Abb. 2: Ari zwischen Rausch und Alltag. Quelle: "Entourage" (HBO, USA 2004-2011). Zusammenstellung von Henrik Wehmeier.

Dieses zeichnet sich am deutlichsten in dem Verhalten Aris ab. Fast blitzartig wechsel er zwischen berauschtem und rationalem Zustand. Dieses zeigt sich u.a. in den ersten beiden Bildern von Abb. 2, Ari telefoniert mit seiner Familie und versucht dabei ernsthaft und fokussiert zu bleiben, zwischendurch schweift er aber immer wieder unkontrolliert ab und schaut bspw. fasziniert in die Sonne. Hier zeigt sich auf der einen Seite die starke Wirkung der halluzinogenen Pilze, der Konsument verliert in Teilen die Kontrolle über seine Wahrnehmung und seine Handlungen. Auf der anderen Seite werden hiermit zugleich Aussagen über die Wirkungsweise der Droge gemacht. Das Schauen in die Sonne oder auch die irritierte Betrachtung der eigenen Hände sind Symptome einer deutlich veränderten Verarbeitung der Sinneswahrnehmungen. Konkret scheint in dem Konsumenten eine neue Empfindlichkeit zu entstehen, die sich in einer qualitativen Veränderung der sinnlichen Weltrezeption wie auch in der mangelhaften Selektion dieser Eindrücke widerspiegelt. Diese Überempfindlichkeit zeigt sich dann als Überwältigung, hier taucht also der Konflikt zwischen Natur und Kultur in gewisser Weise wieder hervor. Die extreme Intensität der Weltrezeption kann als eine tendenzielle Symbiose mit der Natur gedeutet werden, der Mensch erkennt die Schönheit der Natur und durchfühlt sie ekstatisch. Dem steht das kulturell tradierte Verhalten gegenüber, welches u.a. durch Selektionsprozesse und Distanznahme die Natur nur unter funktionellen Deutungsmustern wahrnimmt, die so z.B. situativ die Sinneseindrücke quasi ausblenden. Durch die psychoaktive Substanz kommt es bei Ari also zum Wechsel dieser beiden Wahrnehmungsarten, der parodistisch überzeichnet abgebildet wird.

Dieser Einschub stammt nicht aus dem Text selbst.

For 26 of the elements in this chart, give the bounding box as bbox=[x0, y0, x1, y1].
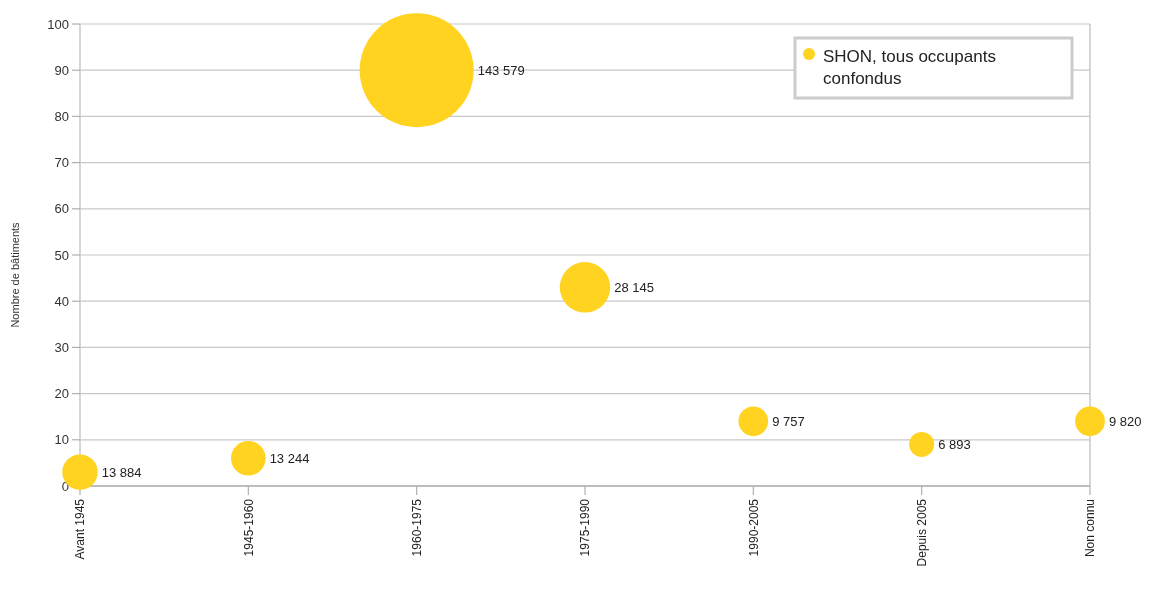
x-tick-label: 1990-2005 bbox=[746, 498, 761, 557]
x-tick-label: 1945-1960 bbox=[241, 498, 256, 557]
x-tick-label: Avant 1945 bbox=[73, 498, 88, 560]
x-tick-label: 1960-1975 bbox=[409, 498, 424, 557]
data-label: 9 820 bbox=[1108, 413, 1142, 429]
x-tick-label: 1975-1990 bbox=[578, 498, 593, 557]
data-label: 143 579 bbox=[477, 62, 525, 78]
y-tick-label: 70 bbox=[54, 155, 69, 171]
data-label: 13 244 bbox=[269, 450, 310, 466]
data-label: 9 757 bbox=[772, 413, 805, 429]
data-label: 6 893 bbox=[938, 436, 971, 452]
y-tick-label: 20 bbox=[54, 386, 69, 402]
y-tick-label: 60 bbox=[54, 201, 69, 217]
y-tick-label: 100 bbox=[47, 16, 69, 32]
x-tick-label: Depuis 2005 bbox=[914, 498, 929, 567]
data-label: 28 145 bbox=[614, 279, 654, 295]
y-tick-label: 50 bbox=[54, 247, 69, 263]
y-tick-label: 90 bbox=[54, 62, 69, 78]
y-tick-label: 80 bbox=[54, 108, 69, 124]
legend-label: SHON, tous occupants confondus bbox=[823, 47, 996, 89]
y-tick-label: 30 bbox=[54, 339, 69, 355]
x-tick-label: Non connu bbox=[1083, 499, 1098, 558]
y-axis-title: Nombre de bâtiments bbox=[9, 221, 21, 328]
y-tick-label: 10 bbox=[54, 432, 69, 448]
data-label: 13 884 bbox=[101, 464, 142, 480]
y-tick-label: 40 bbox=[54, 293, 69, 309]
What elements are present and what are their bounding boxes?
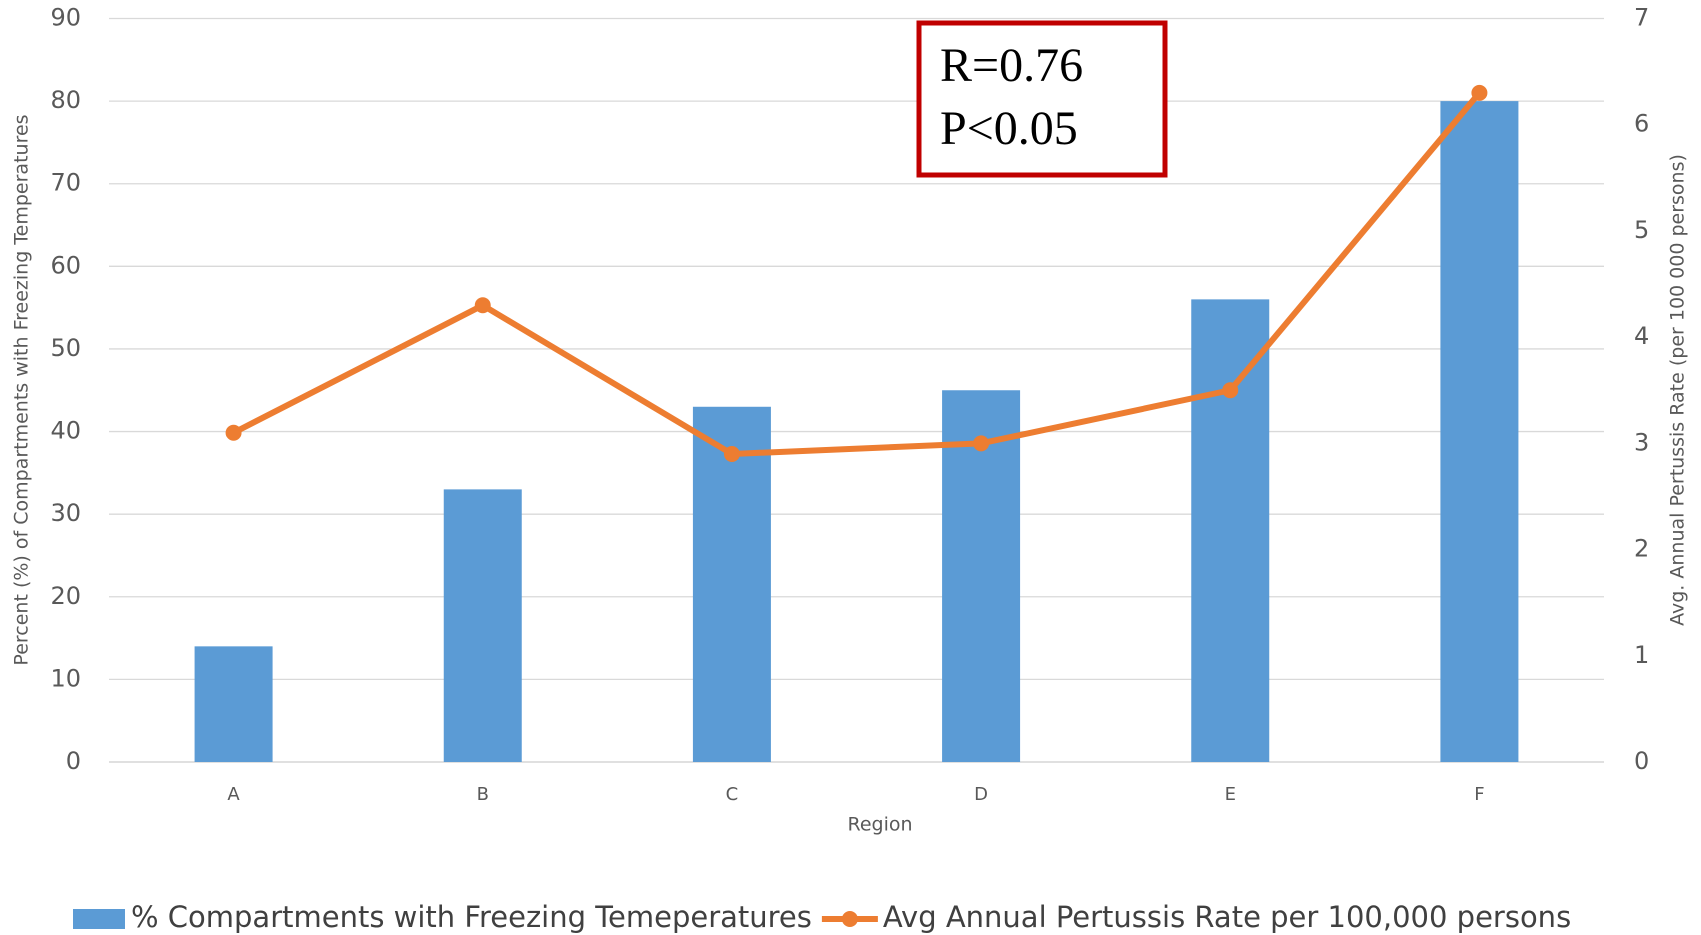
x-tick-label: B <box>477 784 489 805</box>
y2-tick-label: 0 <box>1634 747 1649 775</box>
bar <box>443 489 522 762</box>
x-tick-label: D <box>974 784 988 805</box>
bar <box>692 406 771 762</box>
line-marker <box>1471 84 1488 101</box>
y2-tick-label: 6 <box>1634 110 1649 138</box>
y-tick-label: 40 <box>50 417 81 445</box>
line-marker <box>1222 382 1239 399</box>
legend-label: Avg Annual Pertussis Rate per 100,000 pe… <box>883 900 1571 934</box>
y-tick-label: 20 <box>50 582 81 610</box>
x-tick-label: F <box>1474 784 1484 805</box>
x-tick-label: C <box>726 784 739 805</box>
line-marker <box>973 435 990 452</box>
line-marker <box>225 424 242 441</box>
annotation: R=0.76 <box>940 39 1083 92</box>
annotation: P<0.05 <box>940 102 1078 155</box>
x-axis-title: Region <box>847 814 912 836</box>
y-tick-label: 50 <box>50 334 81 362</box>
y-tick-label: 80 <box>50 86 81 114</box>
y-tick-label: 0 <box>66 747 81 775</box>
legend-swatch <box>841 911 858 927</box>
annotation-box <box>916 20 1168 178</box>
y2-tick-label: 5 <box>1634 216 1649 244</box>
legend-label: % Compartments with Freezing Temeperatur… <box>131 900 812 934</box>
x-tick-label: A <box>227 784 240 805</box>
line-marker <box>723 445 740 462</box>
y-tick-label: 90 <box>50 4 81 32</box>
legend-swatch <box>73 909 125 929</box>
y2-tick-label: 3 <box>1634 428 1649 456</box>
y-tick-label: 30 <box>50 499 81 527</box>
bar <box>942 390 1021 762</box>
y2-tick-label: 2 <box>1634 535 1649 563</box>
line-marker <box>474 297 491 314</box>
y-tick-label: 60 <box>50 251 81 279</box>
y2-tick-label: 7 <box>1634 4 1649 32</box>
y2-tick-label: 1 <box>1634 641 1649 669</box>
bar <box>194 646 273 762</box>
y-tick-label: 70 <box>50 169 81 197</box>
y2-tick-label: 4 <box>1634 322 1649 350</box>
x-tick-label: E <box>1225 784 1236 805</box>
bar <box>1440 101 1519 763</box>
y2-axis-title: Avg. Annual Pertussis Rate (per 100 000 … <box>1667 154 1689 626</box>
y-tick-label: 10 <box>50 664 81 692</box>
line <box>232 90 1482 457</box>
bar <box>1191 299 1270 762</box>
y-axis-title: Percent (%) of Compartments with Freezin… <box>11 114 33 665</box>
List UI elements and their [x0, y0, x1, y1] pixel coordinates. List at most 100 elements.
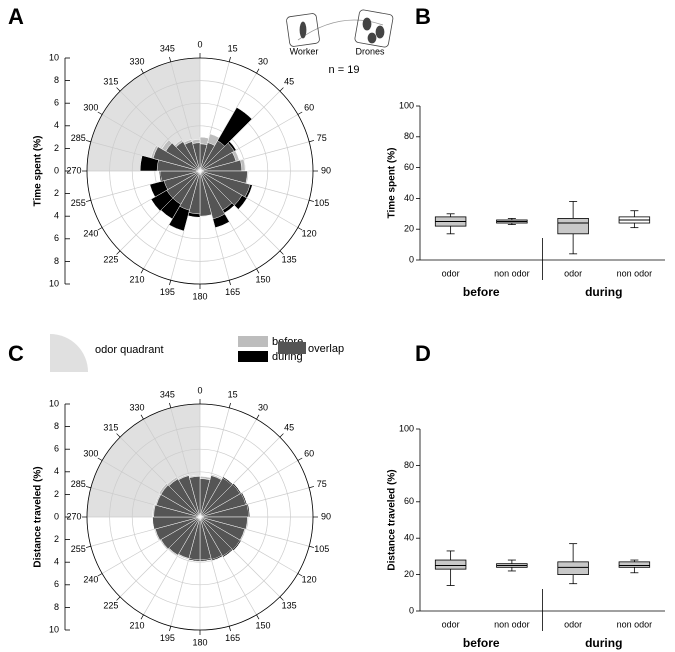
theta-tick-label: 90 — [321, 165, 331, 175]
outer-circle — [86, 57, 314, 285]
theta-tick — [297, 573, 303, 577]
theta-tick — [279, 433, 284, 438]
y-axis-label: Distance traveled (%) — [33, 466, 44, 567]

Abb. 3: Überzeichnete Rauschszenen. Quelle: "Entourage" (HBO, USA 2004-2011). Zusammenstellung von Henrik Wehmeier.
Diese kommödiantische Ausrichtung zeigt sich auch in anderen Szenen der Folge. So stellen die ersten beiden Screenshots in Abb. 3 Auszüge aus einer Situation dar, in welcher Drama einen Stein für den Hund der Gruppe hält. Ähnlich kommödiantisch überzeichnet ist die Szene des dritten Bildes, in der Vince den Filmtitel des 'Hundesfilms' immer wieder überbetont ausspricht, um so eine intuitive Entscheidung für oder gegen den Film fällen zu können. Die durchaus auch als negativ wahrnehmbaren Wirkungen wie die Halluzinationen werden dementsprechend auch eher amüsant dargestellt. Diese ironisch überzeichnete Pathetik der Wanderschaft der Protagonisten (auf dem letzten Bild von Abb. 3 sehr deutlich erkennbar etwa in dem blendenden Gegenlicht der Abendsonne) findet erst ganz am Ende der Folge in eine gewisse Ernsthaftigkeit zurück, wenn Vince auf dem Rückweg aus der Wüste eine Art Vision hat und die Entscheidung für einen der Filme fällt. Diese Szene wird damit auch zur Verschmelzung von Kultur und Natur, Nüchternheit und Rausch: die Halluzination tritt im kulturalisierten Gebiet der Straße auf, wodurch sie auch Wirkmacht in dieser Sphäre erhält und so durch ihre entscheidungstragende Bedeutung die Differenz zwischen beiden Welt zumindest für einen Moment außer Kraft setzt. Somit glückt die 'ganzheitliche' Lösung der für die Lebensplanung schwerwiegenden Frage in diesem Sinne.